The first fall/winter when I was widowed was rough for me.
The shock had worn off and I was miserable. I hadn’t really learned about grief yet and what that was all about. This was before I knew that grieving was a journey, not a destination, nor a time. Those first few months I would spend hours in my home starring at the walls like a zombie.
Then one day I stumbled upon a saying by the Canadian Singer/Poet, Leonard Cohen. “There is a crack in everything, that’s how the light gets in.” I was speechless, I could feel the meaning to my core and remember breaking down in tears. I must have cried for at least an hour. My sweet dog, Hannah came running to my side to comfort me.
The tears felt good. For the first time since being suddenly widowed I felt a deep understanding of grief, of life. In an instant I knew I was not alone. In an instant I knew that being broken was okay. How else could the light get in? I had cracks. I have cracks today. We all have cracks. That’s called LIFE.
Skip forward six years. Just yesterday I went to the movies with my 86-year-old mother. I’m here in Utah visiting her (I live in Southern California). There was a movie trailer for the upcoming Bruce Springsteen documentary. He reflects on his own life journey that’s gotten him to where he is today. He said something that struck me as deeply if not more than the Leonard Cohen phrase.
“So, you walk on through the dark because that’s where the next morning is.”
Immediately the tears started to flow. That phrase hit me hard, deep as if those words were my own soul speaking from the depths of my being. I had an immediate knowing that this is grief. The journey the bereaved take every day without their loved ones.
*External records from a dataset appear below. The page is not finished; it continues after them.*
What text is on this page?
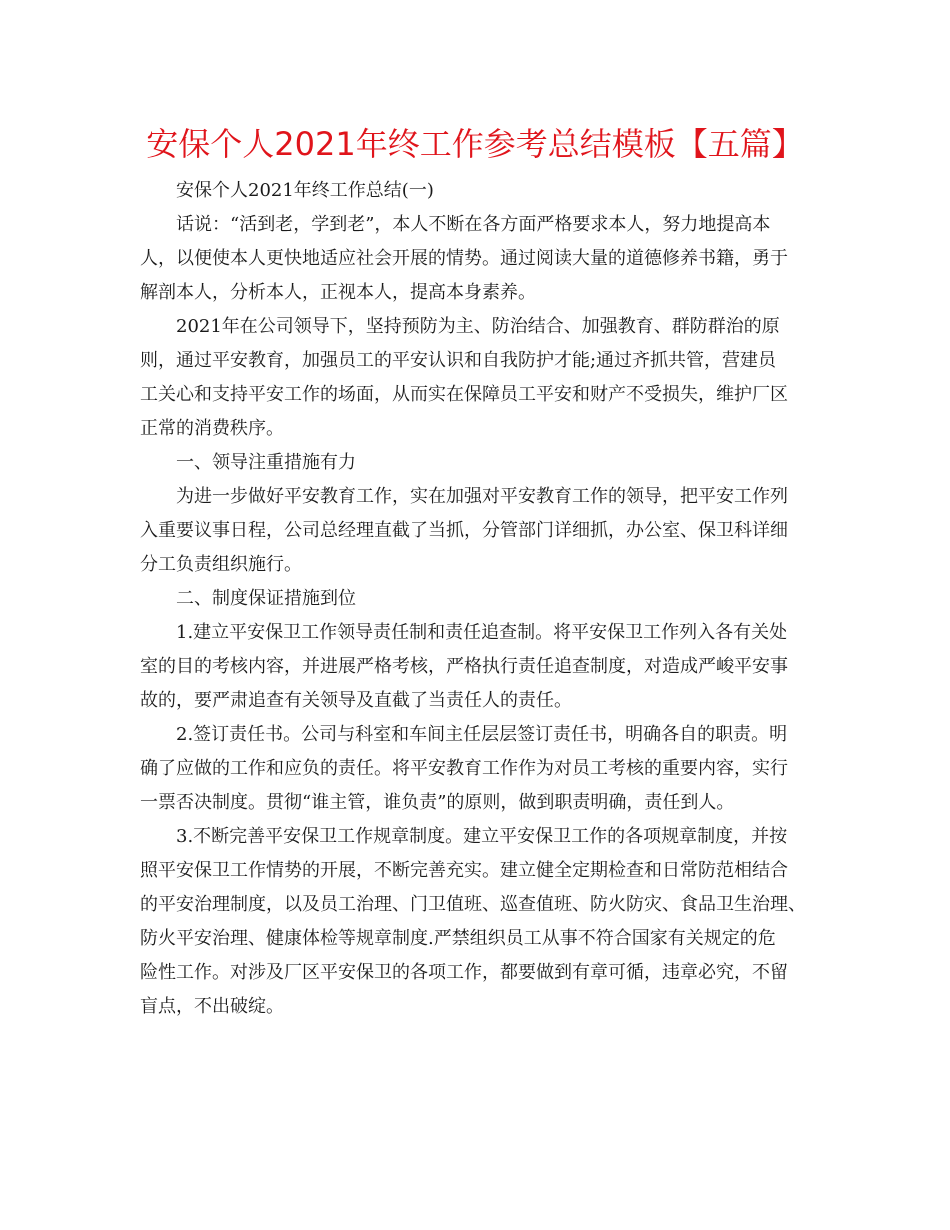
安保个人2021年终工作参考总结模板【五篇】

安保个人2021年终工作总结(一)

话说：“活到老，学到老”，本人不断在各方面严格要求本人，努力地提高本
人，以便使本人更快地适应社会开展的情势。通过阅读大量的道德修养书籍，勇于
解剖本人，分析本人，正视本人，提高本身素养。

2021年在公司领导下，坚持预防为主、防治结合、加强教育、群防群治的原
则，通过平安教育，加强员工的平安认识和自我防护才能;通过齐抓共管，营建员
工关心和支持平安工作的场面，从而实在保障员工平安和财产不受损失，维护厂区
正常的消费秩序。

一、领导注重措施有力

为进一步做好平安教育工作，实在加强对平安教育工作的领导，把平安工作列
入重要议事日程，公司总经理直截了当抓，分管部门详细抓，办公室、保卫科详细
分工负责组织施行。

二、制度保证措施到位

1.建立平安保卫工作领导责任制和责任追查制。将平安保卫工作列入各有关处
室的目的考核内容，并进展严格考核，严格执行责任追查制度，对造成严峻平安事
故的，要严肃追查有关领导及直截了当责任人的责任。

2.签订责任书。公司与科室和车间主任层层签订责任书，明确各自的职责。明
确了应做的工作和应负的责任。将平安教育工作作为对员工考核的重要内容，实行
一票否决制度。贯彻“谁主管，谁负责”的原则，做到职责明确，责任到人。

3.不断完善平安保卫工作规章制度。建立平安保卫工作的各项规章制度，并按
照平安保卫工作情势的开展，不断完善充实。建立健全定期检查和日常防范相结合
的平安治理制度，以及员工治理、门卫值班、巡查值班、防火防灾、食品卫生治理、
防火平安治理、健康体检等规章制度.严禁组织员工从事不符合国家有关规定的危
险性工作。对涉及厂区平安保卫的各项工作，都要做到有章可循，违章必究，不留
盲点，不出破绽。
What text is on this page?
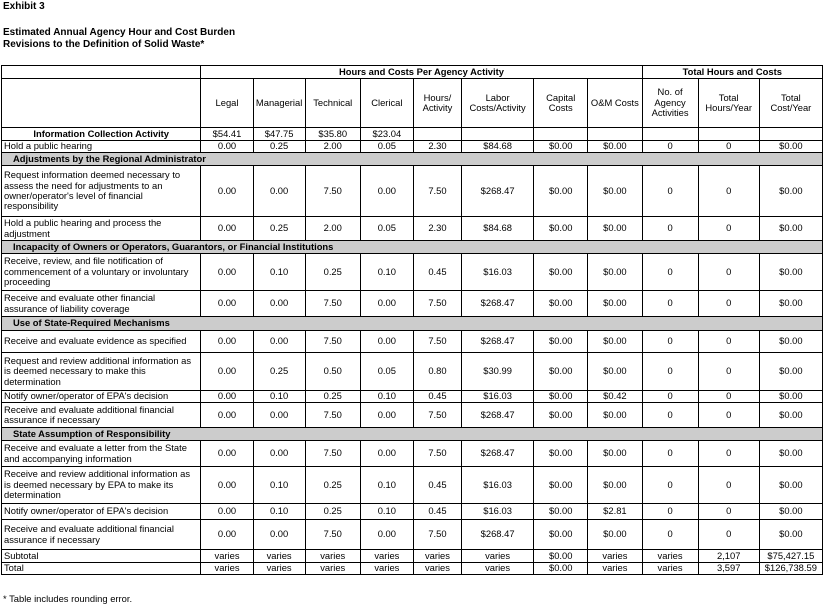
Exhibit 3
Estimated Annual Agency Hour and Cost Burden
Revisions to the Definition of Solid Waste*
	Hours and Costs Per Agency Activity								Total Hours and Costs		
	Legal	Managerial	Technical	Clerical	Hours/ Activity	Labor Costs/Activity	Capital Costs	O&M Costs	No. of Agency Activities	Total Hours/Year	Total Cost/Year
Information Collection Activity	$54.41	$47.75	$35.80	$23.04							
Hold a public hearing	0.00	0.25	2.00	0.05	2.30	$84.68	$0.00	$0.00	0	0	$0.00
Adjustments by the Regional Administrator											
Request information deemed necessary to assess the need for adjustments to an owner/operator's level of financial responsibility	0.00	0.00	7.50	0.00	7.50	$268.47	$0.00	$0.00	0	0	$0.00
Hold a public hearing and process the adjustment	0.00	0.25	2.00	0.05	2.30	$84.68	$0.00	$0.00	0	0	$0.00
Incapacity of Owners or Operators, Guarantors, or Financial Institutions											
Receive, review, and file notification of commencement of a voluntary or involuntary proceeding	0.00	0.10	0.25	0.10	0.45	$16.03	$0.00	$0.00	0	0	$0.00
Receive and evaluate other financial assurance of liability coverage	0.00	0.00	7.50	0.00	7.50	$268.47	$0.00	$0.00	0	0	$0.00
Use of State-Required Mechanisms											
Receive and evaluate evidence as specified	0.00	0.00	7.50	0.00	7.50	$268.47	$0.00	$0.00	0	0	$0.00
Request and review additional information as is deemed necessary to make this determination	0.00	0.25	0.50	0.05	0.80	$30.99	$0.00	$0.00	0	0	$0.00
Notify owner/operator of EPA's decision	0.00	0.10	0.25	0.10	0.45	$16.03	$0.00	$0.42	0	0	$0.00
Receive and evaluate additional financial assurance if necessary	0.00	0.00	7.50	0.00	7.50	$268.47	$0.00	$0.00	0	0	$0.00
State Assumption of Responsibility											
Receive and evaluate a letter from the State and accompanying information	0.00	0.00	7.50	0.00	7.50	$268.47	$0.00	$0.00	0	0	$0.00
Receive and review additional information as is deemed necessary by EPA to make its determination	0.00	0.10	0.25	0.10	0.45	$16.03	$0.00	$0.00	0	0	$0.00
Notify owner/operator of EPA's decision	0.00	0.10	0.25	0.10	0.45	$16.03	$0.00	$2.81	0	0	$0.00
Receive and evaluate additional financial assurance if necessary	0.00	0.00	7.50	0.00	7.50	$268.47	$0.00	$0.00	0	0	$0.00
Subtotal	varies	varies	varies	varies	varies	varies	$0.00	varies	varies	2,107	$75,427.15
Total	varies	varies	varies	varies	varies	varies	$0.00	varies	varies	3,597	$126,738.59
* Table includes rounding error.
On March 28, 2013 when my dear sweet husband, took his last breath my journey began and as I left that hospital just after 2am, I started “walking on through the dark.” At the time I had no idea I would find the morning again. I had no idea that I would ever feel the sun on my face again, but I did, I have.
Artists, poets, musicians have been sharing the human condition with us all for millennia. If you look at the great paintings of all time, many are filled with sadness, loss and redemption. Poets share their inner depths with us as do musicians. I’ve run to the arts since being widowed. I find comfort in them. I knew that these creative minds are here as a gift to all of us to help us understand and accept the human condition.
Life is not perfect. It’s not supposed to be. “There’s a crack in everything, that’s how the light gets in.”